Adding to the difficulty the leftist government faces in selling the bailout package to members of the Greek parliament, a report (PDF) on Tuesday suggested that emergency cash being offered in the deal would be insufficient in alleviating the country's economic woes.
The report by the International Monetary Fund (IMF), one of Greece’s primary creditors, said Athens would need greater debt relief than eurozone partners have been prepared to offer.
"The dramatic deterioration in debt sustainability points to the need for debt relief on a scale that would need to go well beyond what has been under consideration to date — and what has been proposed by the ESM," the IMF said, referring to the European Stability Mechanism bailout fund that Greece has applied to for funds.
Earlier this month, the IMF said Greece needed about $66 billion through 2018 to stay afloat. But that ballooned to $94 billion during the past two weeks of crisis as the IMF updated its projections of Greece's financing needs and concluded the debt situation was "unsustainable," a senior IMF official told Reuters late Tuesday.
That means the country's European creditors need to either write down the debt they are owed or give Greece a grace period of as long as 30 years.
The official, who spoke on condition of anonymity, said that greater debt relief would give Greece a chance to recover and would be needed if the fund was to stay involved with any new Greek program.
IMF rules prohibit lending to a country unless public debt is considered to be on a sustainable path.
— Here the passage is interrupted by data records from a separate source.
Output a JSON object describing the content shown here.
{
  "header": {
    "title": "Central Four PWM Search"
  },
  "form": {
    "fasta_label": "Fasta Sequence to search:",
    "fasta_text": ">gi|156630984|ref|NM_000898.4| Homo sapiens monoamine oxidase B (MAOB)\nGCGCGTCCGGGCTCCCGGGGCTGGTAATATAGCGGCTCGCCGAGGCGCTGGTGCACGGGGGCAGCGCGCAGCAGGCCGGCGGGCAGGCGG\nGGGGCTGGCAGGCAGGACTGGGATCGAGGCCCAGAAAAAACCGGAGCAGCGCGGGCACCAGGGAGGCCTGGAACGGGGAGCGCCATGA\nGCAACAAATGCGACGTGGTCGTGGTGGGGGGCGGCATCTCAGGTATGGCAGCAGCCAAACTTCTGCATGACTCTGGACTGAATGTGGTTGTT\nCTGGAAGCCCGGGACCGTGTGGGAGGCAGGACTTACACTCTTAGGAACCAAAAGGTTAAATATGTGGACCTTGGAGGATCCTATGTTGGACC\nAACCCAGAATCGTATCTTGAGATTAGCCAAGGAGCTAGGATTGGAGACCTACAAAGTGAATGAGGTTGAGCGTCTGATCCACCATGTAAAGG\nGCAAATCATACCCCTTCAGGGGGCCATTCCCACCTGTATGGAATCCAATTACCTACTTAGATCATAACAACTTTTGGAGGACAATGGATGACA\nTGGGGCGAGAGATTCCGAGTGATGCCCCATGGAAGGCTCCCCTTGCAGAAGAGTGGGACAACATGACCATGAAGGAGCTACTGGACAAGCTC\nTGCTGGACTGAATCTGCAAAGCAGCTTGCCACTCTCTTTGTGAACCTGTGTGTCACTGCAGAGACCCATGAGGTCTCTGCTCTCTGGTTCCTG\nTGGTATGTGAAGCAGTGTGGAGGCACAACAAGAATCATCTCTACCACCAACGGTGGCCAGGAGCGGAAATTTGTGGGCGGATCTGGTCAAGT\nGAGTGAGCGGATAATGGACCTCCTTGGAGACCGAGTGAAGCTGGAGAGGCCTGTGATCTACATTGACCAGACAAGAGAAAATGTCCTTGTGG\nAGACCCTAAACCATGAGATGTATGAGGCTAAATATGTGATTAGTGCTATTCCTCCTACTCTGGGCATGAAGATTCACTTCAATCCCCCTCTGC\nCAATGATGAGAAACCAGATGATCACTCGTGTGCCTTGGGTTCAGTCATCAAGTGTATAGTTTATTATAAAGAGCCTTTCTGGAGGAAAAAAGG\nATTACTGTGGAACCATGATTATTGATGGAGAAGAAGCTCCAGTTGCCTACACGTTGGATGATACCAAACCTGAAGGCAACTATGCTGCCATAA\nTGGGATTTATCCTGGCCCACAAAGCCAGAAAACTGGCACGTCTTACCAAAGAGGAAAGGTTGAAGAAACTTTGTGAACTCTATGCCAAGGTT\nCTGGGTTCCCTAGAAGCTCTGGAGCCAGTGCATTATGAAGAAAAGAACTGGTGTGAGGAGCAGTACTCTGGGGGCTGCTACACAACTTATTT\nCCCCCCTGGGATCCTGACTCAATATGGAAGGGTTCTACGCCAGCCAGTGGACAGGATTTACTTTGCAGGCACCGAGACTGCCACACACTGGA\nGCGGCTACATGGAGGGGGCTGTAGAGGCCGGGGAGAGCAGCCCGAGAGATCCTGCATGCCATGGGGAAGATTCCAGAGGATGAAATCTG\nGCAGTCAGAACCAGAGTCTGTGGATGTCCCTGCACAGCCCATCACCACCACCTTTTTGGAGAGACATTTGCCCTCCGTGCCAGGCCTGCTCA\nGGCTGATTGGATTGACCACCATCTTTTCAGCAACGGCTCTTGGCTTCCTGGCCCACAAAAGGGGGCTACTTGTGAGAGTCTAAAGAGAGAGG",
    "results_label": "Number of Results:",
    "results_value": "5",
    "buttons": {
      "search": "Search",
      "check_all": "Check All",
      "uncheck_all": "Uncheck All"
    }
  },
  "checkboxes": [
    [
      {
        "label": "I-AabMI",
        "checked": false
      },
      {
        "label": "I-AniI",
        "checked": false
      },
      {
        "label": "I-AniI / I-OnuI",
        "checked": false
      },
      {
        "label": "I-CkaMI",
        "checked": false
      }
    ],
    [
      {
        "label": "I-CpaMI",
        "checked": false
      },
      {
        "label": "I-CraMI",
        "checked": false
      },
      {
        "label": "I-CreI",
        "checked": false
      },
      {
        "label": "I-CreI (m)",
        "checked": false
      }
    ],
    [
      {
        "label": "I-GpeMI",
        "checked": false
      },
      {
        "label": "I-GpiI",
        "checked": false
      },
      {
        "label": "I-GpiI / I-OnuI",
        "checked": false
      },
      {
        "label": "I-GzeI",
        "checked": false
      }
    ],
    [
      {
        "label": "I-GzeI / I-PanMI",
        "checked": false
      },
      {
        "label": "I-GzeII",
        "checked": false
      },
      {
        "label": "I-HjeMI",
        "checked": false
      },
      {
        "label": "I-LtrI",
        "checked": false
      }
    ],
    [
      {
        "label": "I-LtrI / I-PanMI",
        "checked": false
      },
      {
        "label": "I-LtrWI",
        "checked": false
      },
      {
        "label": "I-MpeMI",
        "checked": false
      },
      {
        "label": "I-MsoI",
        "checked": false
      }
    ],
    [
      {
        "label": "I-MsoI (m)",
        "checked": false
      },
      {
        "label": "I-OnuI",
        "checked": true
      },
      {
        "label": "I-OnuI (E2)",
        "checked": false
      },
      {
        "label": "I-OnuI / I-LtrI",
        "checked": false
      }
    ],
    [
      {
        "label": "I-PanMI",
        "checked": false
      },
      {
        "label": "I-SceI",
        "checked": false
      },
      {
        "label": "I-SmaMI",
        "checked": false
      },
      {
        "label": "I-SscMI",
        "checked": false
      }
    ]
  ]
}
Greece has missed a payment to the IMF and would also have to clear those arrears.
"We have made it clear ... we need a concrete and ambitious solution to the debt problem," said the official. "I don't think this is a gimmick or kicking the can down the road... If you were to give them 30 years grace you are allowing them in the meantime to bring down debt by ... getting some growth back."
Responding to the IMF report, German Finance Ministry spokesman Martin Jaeger suggested Wednesday that Greece issue IOUs to address short-term financing for domestic needs and pay off its debt to the European Central Bank (ECB) and IMF.
Despite the IMF’s warning, the bill on Wednesday is expected to pass with votes in favor by pro-European opposition parties.
The government, a coalition between Syriza and a small number of right-wing independent Greeks, holds 162 seats in Greece's 300-member Parliament.
Prime Minister Tsipras has acknowledged the measures he agreed to after a marathon summit with eurozone leaders on Monday go against his election pledges to make life easier for Greeks, and described them in a Tuesday night television interview as "irrational." But he said he had no option if he was to prevent Greece's financial collapse.
Talks on the bailout package will start only if Greece's government takes certain steps, including pushing through Wednesday's bill.
The bill was being passed through parliament with emergency procedures and was being debated at committee level Wednesday morning before it heads to the full assembly in the evening.
In a potential sign that Greece's eurozone neighbors would be receptive to the deal, France's National Assembly on Wednesday approved the $94 billion bailout. French Prime Minister Manuel Valls called the plan "vital to give Greece the breathing room it needs to imagine a future that's not only about paying back its debt."